Transit maps are considered one of the most traditional means of providing information to users. They represent the public transport network and have the primary task of helping users navigate through it. Those maps are usually schematic diagrams that depict locations, directions and connections of service lines and stations, and do not normally include service information like travel time. The information associated with this kind of media is crucial to the user’s travel decision, serving as powerful planning tool to guide individual preference and to improve the overall system efficiency (Guo, 2011).
Although transit maps are considered the main trip planning media and the most popular amongst users, especially when there is no other source of information available (Cain et al., 2007), the differences between the design of the transit maps produced represent a barrier for an adequate reading by users.
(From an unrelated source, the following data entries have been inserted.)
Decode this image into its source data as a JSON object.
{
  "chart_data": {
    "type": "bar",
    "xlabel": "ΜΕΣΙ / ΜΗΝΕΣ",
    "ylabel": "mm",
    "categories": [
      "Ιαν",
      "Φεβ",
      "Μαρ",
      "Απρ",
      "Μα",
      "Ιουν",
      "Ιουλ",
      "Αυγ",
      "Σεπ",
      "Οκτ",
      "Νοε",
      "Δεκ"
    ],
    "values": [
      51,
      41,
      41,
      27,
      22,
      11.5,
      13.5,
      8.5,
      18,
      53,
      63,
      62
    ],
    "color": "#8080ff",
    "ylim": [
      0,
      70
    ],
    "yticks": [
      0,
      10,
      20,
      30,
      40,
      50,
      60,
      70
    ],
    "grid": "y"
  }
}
To overcome this issue some efforts have been developed, such as the NCTR guidebook, helping in the design of printed transit information material (Cain et al., 2008), the set of guidelines for the development of transit maps proposed by Allard (2009), as well as the research by Avelar (2002) and Avelar and Hurni (2006).
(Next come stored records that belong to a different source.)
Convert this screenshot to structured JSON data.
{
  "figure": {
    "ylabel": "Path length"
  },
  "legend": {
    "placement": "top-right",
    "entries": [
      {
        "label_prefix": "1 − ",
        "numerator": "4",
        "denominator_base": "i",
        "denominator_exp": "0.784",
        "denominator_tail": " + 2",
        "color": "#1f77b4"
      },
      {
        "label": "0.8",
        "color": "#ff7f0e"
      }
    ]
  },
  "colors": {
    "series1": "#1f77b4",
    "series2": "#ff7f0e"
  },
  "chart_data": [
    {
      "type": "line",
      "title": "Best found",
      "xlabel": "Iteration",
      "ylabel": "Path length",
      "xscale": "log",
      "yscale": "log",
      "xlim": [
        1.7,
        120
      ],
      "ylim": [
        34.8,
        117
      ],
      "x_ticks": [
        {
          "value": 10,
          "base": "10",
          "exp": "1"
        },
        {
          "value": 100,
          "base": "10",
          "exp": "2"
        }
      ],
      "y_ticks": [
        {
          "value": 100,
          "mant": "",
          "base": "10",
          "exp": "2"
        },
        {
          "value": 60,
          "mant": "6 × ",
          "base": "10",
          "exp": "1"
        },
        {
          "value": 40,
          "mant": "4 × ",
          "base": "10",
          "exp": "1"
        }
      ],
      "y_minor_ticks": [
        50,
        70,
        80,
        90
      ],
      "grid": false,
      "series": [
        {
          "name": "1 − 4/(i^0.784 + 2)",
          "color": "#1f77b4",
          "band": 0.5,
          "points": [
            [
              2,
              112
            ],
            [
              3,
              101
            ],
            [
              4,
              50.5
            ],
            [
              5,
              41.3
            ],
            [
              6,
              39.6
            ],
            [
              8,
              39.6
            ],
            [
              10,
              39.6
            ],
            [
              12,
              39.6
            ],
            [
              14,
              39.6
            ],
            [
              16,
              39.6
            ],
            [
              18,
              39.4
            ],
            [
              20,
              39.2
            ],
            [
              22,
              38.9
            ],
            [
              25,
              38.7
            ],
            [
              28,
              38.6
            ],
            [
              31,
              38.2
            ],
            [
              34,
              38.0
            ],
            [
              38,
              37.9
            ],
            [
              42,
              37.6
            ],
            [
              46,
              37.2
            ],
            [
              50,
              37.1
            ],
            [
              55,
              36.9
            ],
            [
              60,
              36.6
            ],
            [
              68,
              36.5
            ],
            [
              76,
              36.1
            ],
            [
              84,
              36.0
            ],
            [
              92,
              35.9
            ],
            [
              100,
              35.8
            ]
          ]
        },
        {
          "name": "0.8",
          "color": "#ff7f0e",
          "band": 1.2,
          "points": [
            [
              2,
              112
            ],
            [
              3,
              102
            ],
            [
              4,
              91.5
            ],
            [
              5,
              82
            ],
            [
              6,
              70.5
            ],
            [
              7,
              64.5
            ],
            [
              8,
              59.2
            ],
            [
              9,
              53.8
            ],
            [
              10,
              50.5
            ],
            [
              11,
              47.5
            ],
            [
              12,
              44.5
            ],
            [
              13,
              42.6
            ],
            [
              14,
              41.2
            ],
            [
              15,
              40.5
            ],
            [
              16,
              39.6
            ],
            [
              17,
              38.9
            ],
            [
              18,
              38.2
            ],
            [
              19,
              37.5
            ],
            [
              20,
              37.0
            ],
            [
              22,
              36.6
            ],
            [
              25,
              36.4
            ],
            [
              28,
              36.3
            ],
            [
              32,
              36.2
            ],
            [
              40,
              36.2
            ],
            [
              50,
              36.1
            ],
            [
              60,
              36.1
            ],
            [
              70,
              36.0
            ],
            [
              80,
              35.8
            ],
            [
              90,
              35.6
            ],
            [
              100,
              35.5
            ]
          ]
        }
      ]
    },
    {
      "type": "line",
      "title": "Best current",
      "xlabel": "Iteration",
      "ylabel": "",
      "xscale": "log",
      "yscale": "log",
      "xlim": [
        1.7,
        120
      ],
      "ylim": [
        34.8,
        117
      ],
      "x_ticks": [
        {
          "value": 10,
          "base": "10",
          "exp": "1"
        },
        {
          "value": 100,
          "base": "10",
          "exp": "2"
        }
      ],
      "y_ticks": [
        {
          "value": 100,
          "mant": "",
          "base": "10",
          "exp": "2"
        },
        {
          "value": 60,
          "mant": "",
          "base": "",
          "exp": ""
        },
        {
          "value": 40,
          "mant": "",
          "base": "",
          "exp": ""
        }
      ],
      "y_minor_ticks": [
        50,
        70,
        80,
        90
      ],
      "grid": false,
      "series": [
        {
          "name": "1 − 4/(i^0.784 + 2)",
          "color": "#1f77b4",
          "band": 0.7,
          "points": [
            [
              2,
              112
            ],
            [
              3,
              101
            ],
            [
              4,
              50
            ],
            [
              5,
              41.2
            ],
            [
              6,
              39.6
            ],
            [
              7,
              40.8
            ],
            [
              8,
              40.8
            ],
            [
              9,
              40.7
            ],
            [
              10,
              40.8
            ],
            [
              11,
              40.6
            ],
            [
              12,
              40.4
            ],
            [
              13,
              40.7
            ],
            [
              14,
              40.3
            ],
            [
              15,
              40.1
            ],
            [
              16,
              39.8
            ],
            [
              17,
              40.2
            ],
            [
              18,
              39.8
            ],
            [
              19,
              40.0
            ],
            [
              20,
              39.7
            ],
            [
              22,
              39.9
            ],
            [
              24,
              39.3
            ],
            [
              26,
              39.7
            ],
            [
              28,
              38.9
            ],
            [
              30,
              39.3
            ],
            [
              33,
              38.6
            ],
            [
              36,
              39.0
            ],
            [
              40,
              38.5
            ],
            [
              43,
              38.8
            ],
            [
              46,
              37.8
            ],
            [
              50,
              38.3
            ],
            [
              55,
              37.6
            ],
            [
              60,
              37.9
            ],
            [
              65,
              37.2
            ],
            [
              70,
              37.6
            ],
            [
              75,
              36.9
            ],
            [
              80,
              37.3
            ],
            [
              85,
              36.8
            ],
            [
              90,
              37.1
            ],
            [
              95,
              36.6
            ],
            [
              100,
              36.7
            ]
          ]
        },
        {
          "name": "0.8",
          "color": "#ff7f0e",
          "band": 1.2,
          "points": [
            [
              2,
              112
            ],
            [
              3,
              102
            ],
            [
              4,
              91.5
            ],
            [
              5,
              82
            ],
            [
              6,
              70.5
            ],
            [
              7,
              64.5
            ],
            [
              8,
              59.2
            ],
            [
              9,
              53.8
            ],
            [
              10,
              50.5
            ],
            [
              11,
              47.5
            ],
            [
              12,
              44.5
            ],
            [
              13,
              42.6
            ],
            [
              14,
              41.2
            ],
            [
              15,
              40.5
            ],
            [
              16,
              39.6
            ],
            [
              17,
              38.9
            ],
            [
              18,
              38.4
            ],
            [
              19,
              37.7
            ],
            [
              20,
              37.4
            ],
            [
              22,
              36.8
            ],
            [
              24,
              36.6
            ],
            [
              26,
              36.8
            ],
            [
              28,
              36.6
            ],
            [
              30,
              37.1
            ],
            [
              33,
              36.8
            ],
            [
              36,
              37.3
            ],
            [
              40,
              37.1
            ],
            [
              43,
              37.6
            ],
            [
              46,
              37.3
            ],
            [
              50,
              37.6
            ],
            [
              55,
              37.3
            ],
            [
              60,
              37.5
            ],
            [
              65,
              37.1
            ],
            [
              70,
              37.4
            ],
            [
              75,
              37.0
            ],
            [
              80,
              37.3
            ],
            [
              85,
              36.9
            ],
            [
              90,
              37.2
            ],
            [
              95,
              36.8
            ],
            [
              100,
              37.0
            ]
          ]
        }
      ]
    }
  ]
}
Besides the research focusing on the design of transit maps and the development of good practices for their construction, a new research field has emerged on the effects of transit maps on travel decisions (Guo, 2011). Its focus is related to the impact of transit maps on user perception and their usage of the system. That relationship might have significant implications for transit operation and planning, with transit maps serving as a potential planning tool to solve operational problems and improve system efficiency.
Some studies that investigate map effects on user choices have been developed in the last years. Vertesi (2008) analyzed the effects of schematic maps on people’s spatial cognition and their wayfinding behavior in London. Hochmair (2009) compared the effect of different transit map designs on route choices in Vienna and found that the inclusion of headway information on the maps favored the choice for faster routes. Raveau et al. (2011) investigated the impact of Santiago de Chile’s Metro map on its passengers’ route choice and found that the route directness and the angular cost depicted in the map do matter.
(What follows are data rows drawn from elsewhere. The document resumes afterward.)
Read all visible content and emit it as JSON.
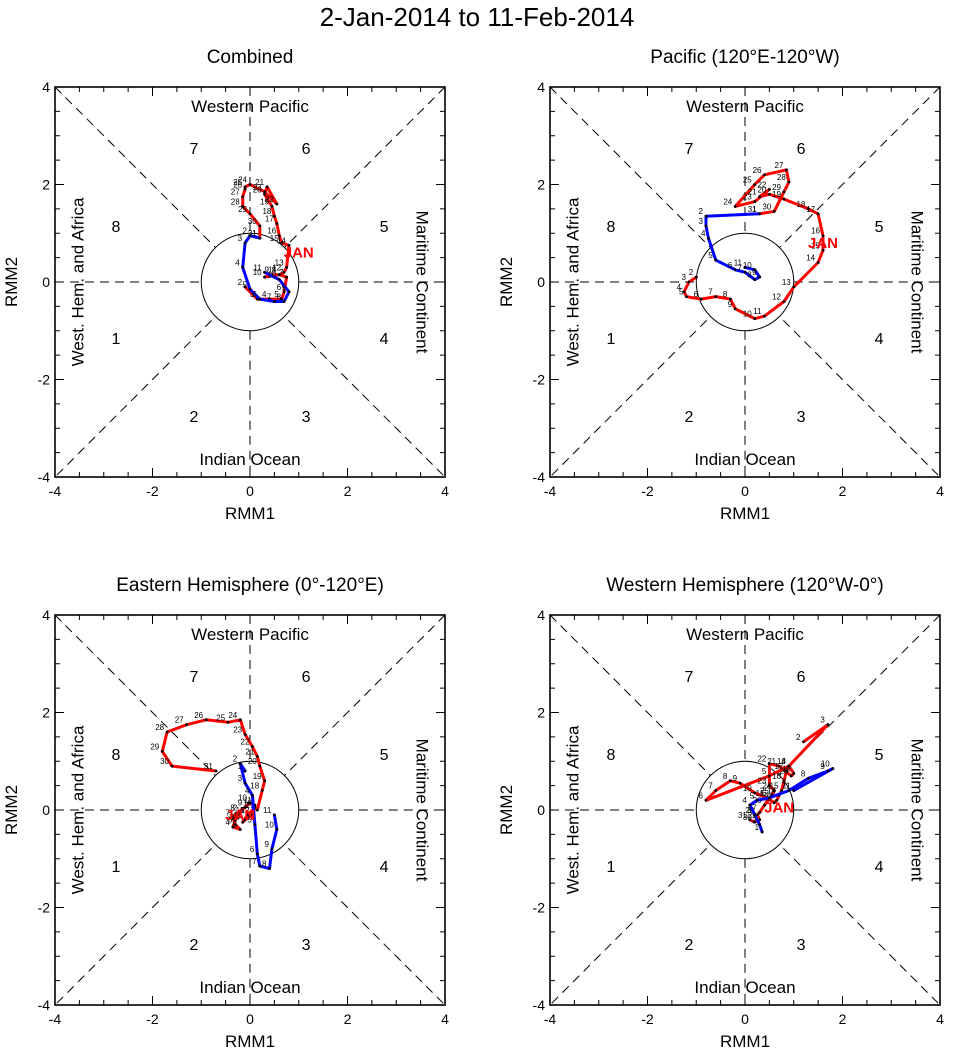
{
  "figure": {
    "title": "2-Jan-2014 to 11-Feb-2014",
    "region_labels": {
      "top": "Western Pacific",
      "bottom": "Indian Ocean",
      "left": "West. Hem. and Africa",
      "right": "Maritime Continent"
    },
    "phase_numbers": [
      "1",
      "2",
      "3",
      "4",
      "5",
      "6",
      "7",
      "8"
    ],
    "colors": {
      "january": "#ff0000",
      "february": "#0000ff",
      "axes": "#000000"
    }
  },
  "chart_data": [
    {
      "type": "line",
      "title": "Combined",
      "xlabel": "RMM1",
      "ylabel": "RMM2",
      "xlim": [
        -4,
        4
      ],
      "ylim": [
        -4,
        4
      ],
      "ticks": [
        "-4",
        "-2",
        "0",
        "2",
        "4"
      ],
      "month_label": "JAN",
      "month_label_at": [
        1.0,
        0.5
      ],
      "series": [
        {
          "name": "Jan",
          "color": "#ff0000",
          "days": [
            "2",
            "3",
            "4",
            "5",
            "6",
            "7",
            "8",
            "9",
            "10",
            "11",
            "12",
            "13",
            "14",
            "15",
            "16",
            "17",
            "18",
            "19",
            "20",
            "21",
            "22",
            "23",
            "24",
            "25",
            "26",
            "27",
            "28",
            "29",
            "30",
            "31"
          ],
          "x": [
            -0.1,
            0.15,
            0.4,
            0.65,
            0.7,
            0.75,
            0.6,
            0.45,
            0.3,
            0.6,
            0.7,
            0.75,
            0.8,
            0.65,
            0.6,
            0.55,
            0.5,
            0.45,
            0.3,
            0.35,
            0.55,
            0.3,
            0.0,
            -0.1,
            -0.1,
            -0.15,
            -0.15,
            0.0,
            0.2,
            0.2
          ],
          "y": [
            -0.1,
            -0.35,
            -0.35,
            -0.35,
            -0.2,
            0.1,
            0.15,
            0.15,
            0.1,
            0.15,
            0.2,
            0.3,
            0.75,
            0.8,
            0.95,
            1.2,
            1.35,
            1.55,
            1.8,
            1.95,
            1.6,
            1.85,
            2.0,
            1.95,
            1.9,
            1.75,
            1.55,
            1.4,
            1.15,
            0.9
          ]
        },
        {
          "name": "Feb",
          "color": "#0000ff",
          "days": [
            "1",
            "2",
            "3",
            "4",
            "5",
            "6",
            "7",
            "8",
            "9",
            "10",
            "11"
          ],
          "x": [
            0.2,
            0.0,
            -0.1,
            -0.15,
            0.0,
            0.2,
            0.5,
            0.7,
            0.8,
            0.6,
            0.3
          ],
          "y": [
            0.9,
            0.95,
            0.8,
            0.3,
            -0.15,
            -0.35,
            -0.4,
            -0.4,
            -0.2,
            0.05,
            0.2
          ]
        }
      ]
    },
    {
      "type": "line",
      "title": "Pacific (120°E-120°W)",
      "xlabel": "RMM1",
      "ylabel": "RMM2",
      "xlim": [
        -4,
        4
      ],
      "ylim": [
        -4,
        4
      ],
      "ticks": [
        "-4",
        "-2",
        "0",
        "2",
        "4"
      ],
      "month_label": "JAN",
      "month_label_at": [
        1.6,
        0.7
      ],
      "series": [
        {
          "name": "Jan",
          "color": "#ff0000",
          "days": [
            "2",
            "3",
            "4",
            "5",
            "6",
            "7",
            "8",
            "9",
            "10",
            "11",
            "12",
            "13",
            "14",
            "15",
            "16",
            "17",
            "18",
            "19",
            "20",
            "21",
            "22",
            "23",
            "24",
            "25",
            "26",
            "27",
            "28",
            "29",
            "30",
            "31"
          ],
          "x": [
            -1.0,
            -1.15,
            -1.25,
            -1.2,
            -0.9,
            -0.6,
            -0.3,
            -0.2,
            0.2,
            0.4,
            0.8,
            1.0,
            1.5,
            1.6,
            1.6,
            1.5,
            1.3,
            0.8,
            0.5,
            0.3,
            0.5,
            0.2,
            -0.2,
            0.2,
            0.4,
            0.85,
            0.9,
            0.8,
            0.6,
            0.3
          ],
          "y": [
            0.1,
            0.0,
            -0.2,
            -0.3,
            -0.35,
            -0.3,
            -0.35,
            -0.55,
            -0.75,
            -0.7,
            -0.4,
            -0.1,
            0.4,
            0.65,
            0.95,
            1.4,
            1.5,
            1.7,
            1.8,
            1.75,
            1.9,
            1.65,
            1.55,
            2.0,
            2.2,
            2.3,
            2.05,
            1.85,
            1.45,
            1.4
          ]
        },
        {
          "name": "Feb",
          "color": "#0000ff",
          "days": [
            "1",
            "2",
            "3",
            "4",
            "5",
            "6",
            "7",
            "8",
            "9",
            "10",
            "11"
          ],
          "x": [
            0.3,
            -0.8,
            -0.8,
            -0.75,
            -0.6,
            -0.2,
            0.0,
            0.2,
            0.3,
            0.2,
            0.0
          ],
          "y": [
            1.4,
            1.35,
            1.15,
            0.9,
            0.45,
            0.25,
            0.2,
            0.05,
            0.1,
            0.25,
            0.3
          ]
        }
      ]
    },
    {
      "type": "line",
      "title": "Eastern Hemisphere (0°-120°E)",
      "xlabel": "RMM1",
      "ylabel": "RMM2",
      "xlim": [
        -4,
        4
      ],
      "ylim": [
        -4,
        4
      ],
      "ticks": [
        "-4",
        "-2",
        "0",
        "2",
        "4"
      ],
      "month_label": "JAN",
      "month_label_at": [
        -0.2,
        -0.2
      ],
      "series": [
        {
          "name": "Jan",
          "color": "#ff0000",
          "days": [
            "2",
            "3",
            "4",
            "5",
            "6",
            "7",
            "8",
            "9",
            "10",
            "11",
            "12",
            "13",
            "14",
            "15",
            "16",
            "17",
            "18",
            "19",
            "20",
            "21",
            "22",
            "23",
            "24",
            "25",
            "26",
            "27",
            "28",
            "29",
            "30",
            "31"
          ],
          "x": [
            -0.2,
            -0.3,
            -0.35,
            -0.2,
            -0.3,
            -0.35,
            -0.25,
            -0.1,
            0.0,
            0.1,
            0.05,
            -0.1,
            -0.15,
            -0.05,
            0.1,
            0.15,
            0.25,
            0.3,
            0.2,
            0.15,
            0.05,
            -0.1,
            -0.2,
            -0.45,
            -0.9,
            -1.3,
            -1.7,
            -1.8,
            -1.6,
            -0.7
          ],
          "y": [
            -0.05,
            -0.2,
            -0.35,
            -0.4,
            -0.3,
            -0.15,
            -0.05,
            0.05,
            0.15,
            0.1,
            -0.1,
            -0.2,
            -0.25,
            -0.1,
            0.05,
            0.0,
            0.4,
            0.6,
            0.9,
            1.1,
            1.3,
            1.55,
            1.85,
            1.8,
            1.85,
            1.75,
            1.6,
            1.2,
            0.9,
            0.8
          ]
        },
        {
          "name": "Feb",
          "color": "#0000ff",
          "days": [
            "1",
            "2",
            "3",
            "4",
            "5",
            "6",
            "7",
            "8",
            "9",
            "10",
            "11"
          ],
          "x": [
            -0.1,
            -0.2,
            -0.1,
            0.05,
            0.1,
            0.15,
            0.2,
            0.4,
            0.45,
            0.55,
            0.5
          ],
          "y": [
            0.8,
            0.95,
            0.55,
            0.3,
            -0.3,
            -0.9,
            -1.15,
            -1.2,
            -0.8,
            -0.4,
            -0.1
          ]
        }
      ]
    },
    {
      "type": "line",
      "title": "Western Hemisphere (120°W-0°)",
      "xlabel": "RMM1",
      "ylabel": "RMM2",
      "xlim": [
        -4,
        4
      ],
      "ylim": [
        -4,
        4
      ],
      "ticks": [
        "-4",
        "-2",
        "0",
        "2",
        "4"
      ],
      "month_label": "JAN",
      "month_label_at": [
        0.7,
        -0.05
      ],
      "series": [
        {
          "name": "Jan",
          "color": "#ff0000",
          "days": [
            "2",
            "3",
            "4",
            "5",
            "6",
            "7",
            "8",
            "9",
            "10",
            "11",
            "12",
            "13",
            "14",
            "15",
            "16",
            "17",
            "18",
            "19",
            "20",
            "21",
            "22",
            "23",
            "24",
            "25",
            "26",
            "27",
            "28",
            "29",
            "30",
            "31"
          ],
          "x": [
            1.2,
            1.7,
            0.9,
            0.5,
            -0.8,
            -0.6,
            -0.3,
            -0.1,
            0.2,
            0.45,
            0.6,
            0.65,
            0.7,
            0.75,
            0.8,
            0.85,
            0.9,
            1.0,
            0.95,
            0.7,
            0.5,
            0.5,
            0.6,
            0.55,
            0.4,
            0.3,
            0.25,
            0.3,
            0.2,
            0.1
          ],
          "y": [
            1.4,
            1.75,
            0.9,
            0.7,
            0.2,
            0.4,
            0.6,
            0.55,
            0.35,
            0.25,
            0.15,
            0.2,
            0.3,
            0.4,
            0.6,
            0.8,
            0.9,
            0.75,
            0.7,
            0.9,
            0.95,
            0.5,
            0.4,
            0.3,
            0.1,
            -0.05,
            -0.1,
            -0.2,
            -0.25,
            -0.2
          ]
        },
        {
          "name": "Feb",
          "color": "#0000ff",
          "days": [
            "1",
            "2",
            "3",
            "4",
            "5",
            "6",
            "7",
            "8",
            "9",
            "10",
            "11"
          ],
          "x": [
            0.35,
            0.3,
            0.2,
            0.1,
            0.25,
            0.5,
            0.9,
            1.3,
            1.7,
            1.8,
            1.0
          ],
          "y": [
            -0.45,
            -0.3,
            -0.1,
            0.1,
            0.2,
            0.25,
            0.4,
            0.65,
            0.8,
            0.85,
            0.4
          ]
        }
      ]
    }
  ]
}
In the specific case of BRT systems the use of transit maps is still underexploited like in the majority of bus systems. This happens due to the high density of bus lines which makes difficult their representation and consequently the reading of the maps. However, as a BRT network has a structuring character in an urban mobility system, the representation of only its main (or trunk) lines allows a more efficient map design like the ones developed for Metrobús in Mexico City, TransMilenio in Bogotá or Curitiba’s RIT. Besides, as many of the BRT systems are still in their initial phase, having only one or two corridors in operation, development and implementation of maps in a progressive way to guide user navigation seems to be a promising activity also to promote this kind of systems.